The agency hasn’t completed a comprehensive state plan yet, however, and some environmentalists have criticized the office for focusing more on fixing issues like erosion than trying to prevent them.

The state went from spending almost nothing on resilience projects in 2013 to spending more than $500 million in 2021. But most of that money came from the Biden administration’s American Rescue Plan, according to the Florida Conservation Voters budget tracker. This year, Florida is kicking in more money, budgeting $270 million for flooding and sea level resilience projects.

One immediate solution for the depleted sand supply is to dig for more of it in inlets and on land. But environmentalists have expressed concern that such mining could threaten the state’s underground aquifers, which provide drinking water for millions of Floridians.

Jackson Miller carries portions of temporary sea wall materials for installation at an oceanfront condominium in Daytona Shores, Fla. (Octavio Jones for The Washington Post)

Experts with the U.S. Army Corps of Engineers say there is an ample supply of inland sand that is helping fill the need — but drawing from those sources is expensive. It’s also time-consuming to truck sand to the coast, and the dump trucks damage roads and communities they travel through.

The Army Corps is involved in greenlighting beach restoration projects and helping out once they get underway. Most projects require a new supply of sand every five to 10 years. Some engineers say that timeline is steadily speeding up as climate change alters weather patterns and the oceans.

“With sea level change, we might need to renourish those projects a little more often,” said Jason Engle, an engineer with the Army Corps of Engineers in Jacksonville.

In Wilbur-By-The-Sea, Medina watched as his son Andy drove a bulldozer on a recent afternoon and scooped up piles of sand Rockwell trucked in for them. He then deposited it under the house.

The father and son are hopeful Volusia County beaches will be wide and welcoming once again, with the help of some human intervention.

“Sometimes, he wins,” Medina said, sweeping his arm toward the ocean. “And sometimes, I win.”

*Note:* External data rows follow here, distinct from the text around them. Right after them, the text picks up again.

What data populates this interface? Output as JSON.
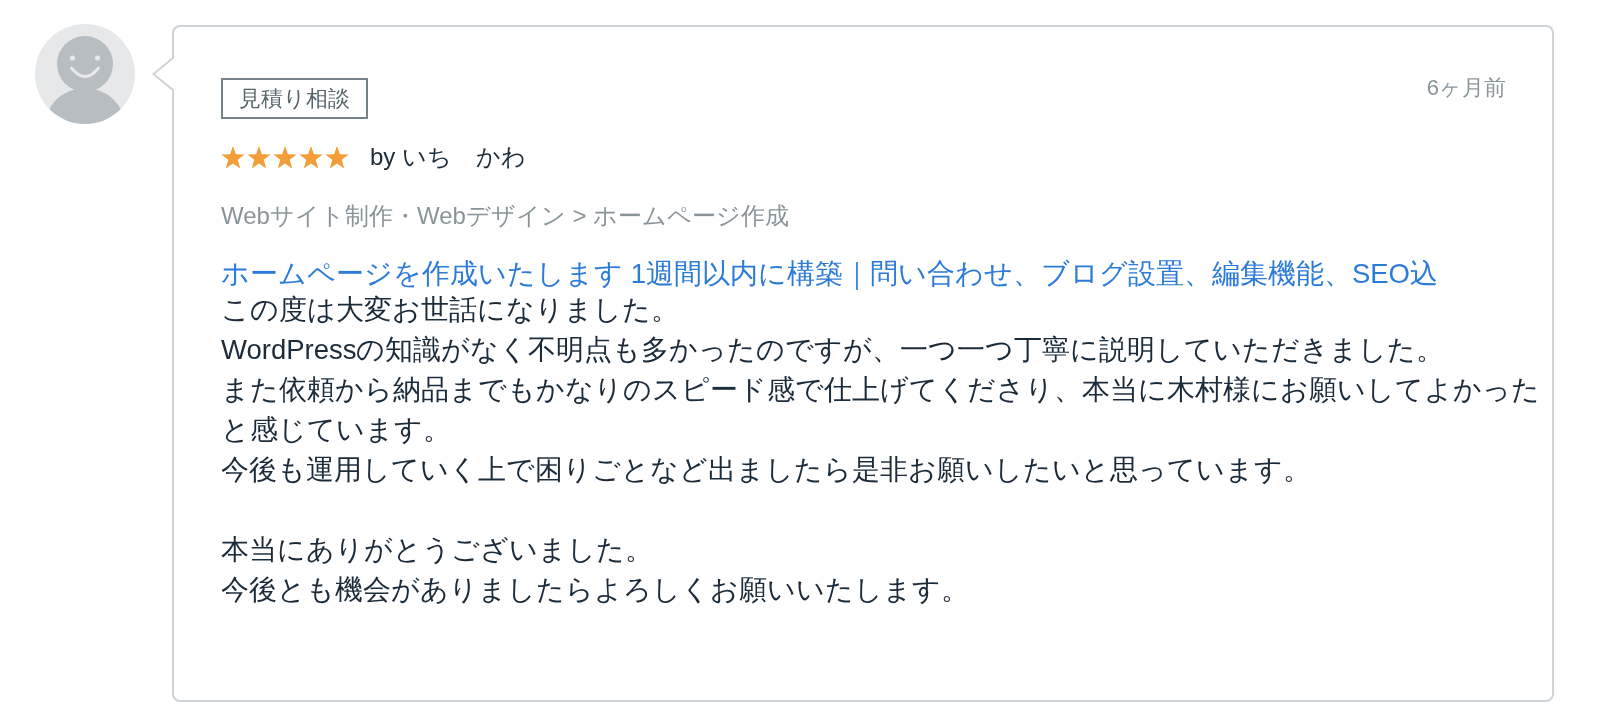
{
  "review": {
    "tag": "見積り相談",
    "time": "6ヶ月前",
    "stars": 5,
    "author": "by いち　かわ",
    "breadcrumb": "Webサイト制作・Webデザイン > ホームページ作成",
    "service_link": "ホームページを作成いたします 1週間以内に構築｜問い合わせ、ブログ設置、編集機能、SEO込",
    "paragraphs": [
      [
        "この度は大変お世話になりました。",
        "WordPressの知識がなく不明点も多かったのですが、一つ一つ丁寧に説明していただきました。",
        "また依頼から納品までもかなりのスピード感で仕上げてくださり、本当に木村様にお願いしてよかったと感じています。",
        "今後も運用していく上で困りごとなど出ましたら是非お願いしたいと思っています。"
      ],
      [
        "本当にありがとうございました。",
        "今後とも機会がありましたらよろしくお願いいたします。"
      ]
    ]
  }
}
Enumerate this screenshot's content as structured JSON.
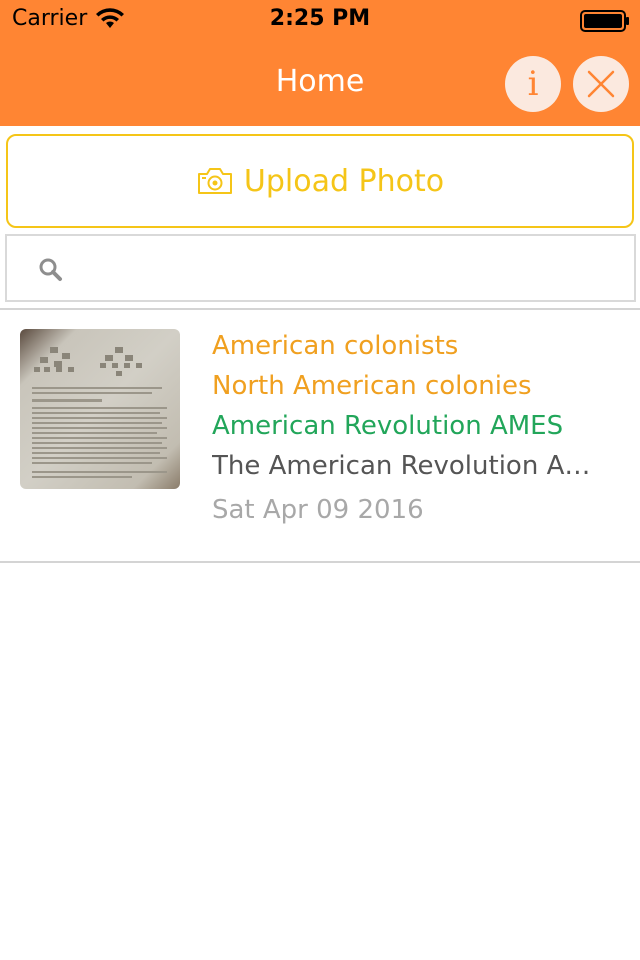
{
  "status_bar": {
    "carrier": "Carrier",
    "time": "2:25 PM"
  },
  "nav": {
    "title": "Home",
    "info_label": "i"
  },
  "upload": {
    "label": "Upload Photo",
    "icon": "camera-icon"
  },
  "search": {
    "icon": "search-icon",
    "placeholder": ""
  },
  "items": [
    {
      "keywords": [
        "American colonists",
        "North American colonies"
      ],
      "keyword_highlight": "American Revolution AMES",
      "snippet": "The American Revolution AMES",
      "date": "Sat Apr 09 2016"
    }
  ],
  "colors": {
    "header": "#ff8533",
    "accent_yellow": "#f5c518",
    "keyword_orange": "#f0a020",
    "keyword_green": "#22a65a"
  }
}
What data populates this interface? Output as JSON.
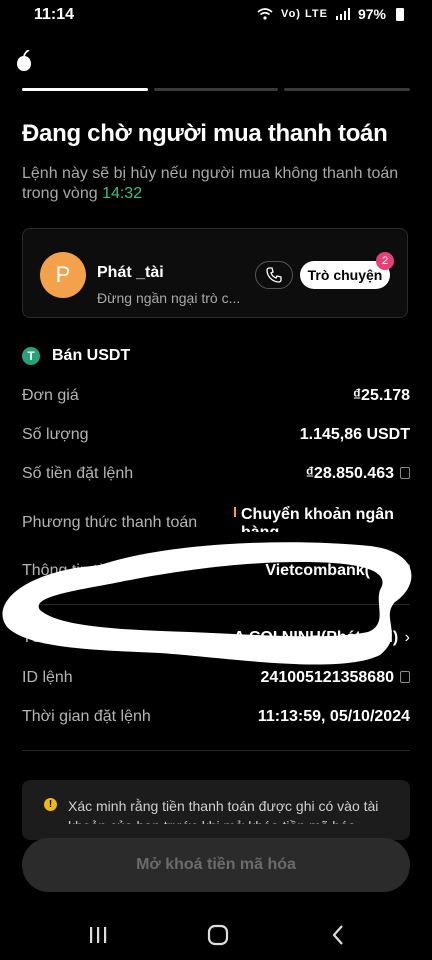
{
  "status_bar": {
    "time": "11:14",
    "battery": "97%",
    "network": "Vo) LTE"
  },
  "page": {
    "title": "Đang chờ người mua thanh toán",
    "subtitle": "Lệnh này sẽ bị hủy nếu người mua không thanh toán trong vòng",
    "timer": "14:32"
  },
  "buyer": {
    "avatar_letter": "P",
    "name": "Phát _tài",
    "message_preview": "Đừng ngần ngại trò c...",
    "chat_label": "Trò chuyện",
    "unread_count": "2"
  },
  "order": {
    "section_title": "Bán USDT",
    "rows": [
      {
        "label": "Đơn giá",
        "value": "₫25.178"
      },
      {
        "label": "Số lượng",
        "value": "1.145,86 USDT"
      },
      {
        "label": "Số tiền đặt lệnh",
        "value": "₫28.850.463"
      },
      {
        "label": "Phương thức thanh toán",
        "value": "Chuyển khoản ngân hàng"
      },
      {
        "label": "Thông tin tài khoản",
        "value": "Vietcombank(*53"
      },
      {
        "label": "Tên người mua",
        "value": "A COI NINH(Phát _tài)"
      },
      {
        "label": "ID lệnh",
        "value": "241005121358680"
      },
      {
        "label": "Thời gian đặt lệnh",
        "value": "11:13:59, 05/10/2024"
      }
    ]
  },
  "notice": {
    "text": "Xác minh rằng tiền thanh toán được ghi có vào tài khoản của bạn trước khi mở khóa tiền mã hóa. Bạn"
  },
  "footer": {
    "unlock_label": "Mở khoá tiền mã hóa"
  },
  "colors": {
    "accent_green": "#3bc279",
    "badge": "#e3417a",
    "avatar": "#f5a04a",
    "tether": "#26a17b"
  }
}
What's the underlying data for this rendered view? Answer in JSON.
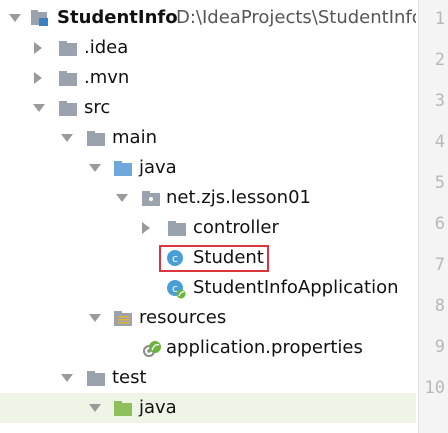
{
  "project": {
    "name": "StudentInfo",
    "path": "D:\\IdeaProjects\\StudentInfo"
  },
  "tree": {
    "idea": ".idea",
    "mvn": ".mvn",
    "src": "src",
    "main": "main",
    "java": "java",
    "package": "net.zjs.lesson01",
    "controller": "controller",
    "student": "Student",
    "app": "StudentInfoApplication",
    "resources": "resources",
    "properties": "application.properties",
    "test": "test",
    "test_java": "java"
  },
  "gutter": {
    "lines": [
      "1",
      "2",
      "3",
      "4",
      "5",
      "6",
      "7",
      "8",
      "9",
      "10"
    ]
  },
  "colors": {
    "folder": "#9aa3ad",
    "source_folder": "#6fa8dc",
    "test_folder": "#8fbf5a",
    "class_badge": "#4a9ed6",
    "spring_green": "#6db33f",
    "selection_border": "#d9363e"
  }
}
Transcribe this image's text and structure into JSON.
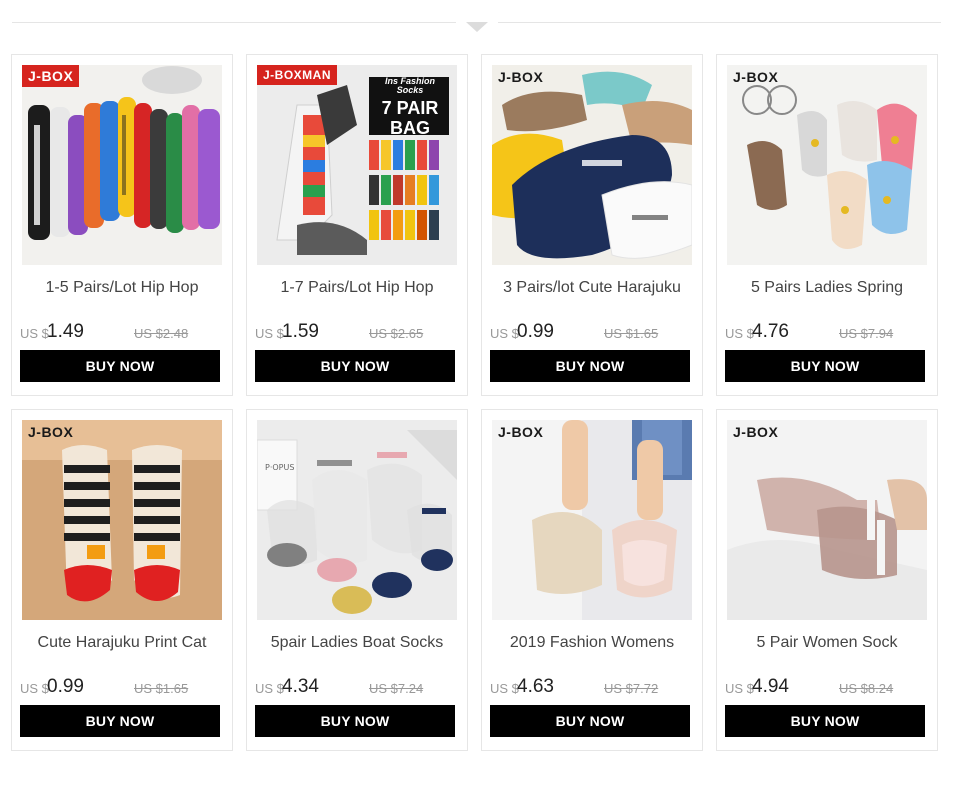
{
  "currency_label": "US $",
  "button_label": "BUY NOW",
  "products": [
    {
      "title": "1-5 Pairs/Lot Hip Hop",
      "price": "1.49",
      "old_price": "US $2.48",
      "brand": "J-BOX",
      "brand_style": "red"
    },
    {
      "title": "1-7 Pairs/Lot Hip Hop",
      "price": "1.59",
      "old_price": "US $2.65",
      "brand": "J-BOXMAN",
      "brand_style": "red",
      "overlay": {
        "line1": "Ins Fashion Socks",
        "line2": "7 PAIR",
        "line3": "BAG"
      }
    },
    {
      "title": "3 Pairs/lot Cute Harajuku",
      "price": "0.99",
      "old_price": "US $1.65",
      "brand": "J-BOX",
      "brand_style": "plain"
    },
    {
      "title": "5 Pairs Ladies Spring",
      "price": "4.76",
      "old_price": "US $7.94",
      "brand": "J-BOX",
      "brand_style": "plain"
    },
    {
      "title": "Cute Harajuku Print Cat",
      "price": "0.99",
      "old_price": "US $1.65",
      "brand": "J-BOX",
      "brand_style": "plain"
    },
    {
      "title": "5pair Ladies Boat Socks",
      "price": "4.34",
      "old_price": "US $7.24",
      "brand": "",
      "brand_style": "none"
    },
    {
      "title": "2019 Fashion Womens",
      "price": "4.63",
      "old_price": "US $7.72",
      "brand": "J-BOX",
      "brand_style": "plain"
    },
    {
      "title": "5 Pair Women Sock",
      "price": "4.94",
      "old_price": "US $8.24",
      "brand": "J-BOX",
      "brand_style": "plain"
    }
  ],
  "colors": {
    "button_bg": "#000000",
    "brand_red": "#d6241e"
  }
}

Lori Rozsa is a reporter based in Florida who covers the state for The Washington Post. She is a former correspondent for People magazine and a former reporter and bureau chief for the Miami Herald.  Twitter



2 comments:

Anonymous said...

Soon they will have to make Vilano Beach a "pontoon beach"...and make A1A around that area a pontoon road or even a bridge! The county ought to just go ahead and try to buy a lot of the land where the houses are collapsing. It's starting to look silly and they just get in the way of the view of the beach anyway. Otherwise it's just a liability for an already crippled insurance industry. It's all gonna get wiped out eventually... only question is when. I suppose it's worth the tax money that the people in that area donate. Many of them might live elsewhere and just using the beach houses as a grift.

Anonymous said...

Perhaps next Florida will import sand from California. It already imports people from NYC and New Jersey...and of course federal dollars keep "the pontoon state" floating. Lack of real investment into communities by empty suit government and empty suit leaders is to blame. Big grift by the already well off. Crumbs thrown to everyone else via low wages. I guess people love it though as they keep voting for these empty suit crooks. All in the name of horrible so called patriotic ideology. It's not patriotic to vote for crooks just because they've fooled you into believing that their opponents or "the other side" are crooks. No, you've been duped. Vote conservative snake oil salesmen and empty suits out.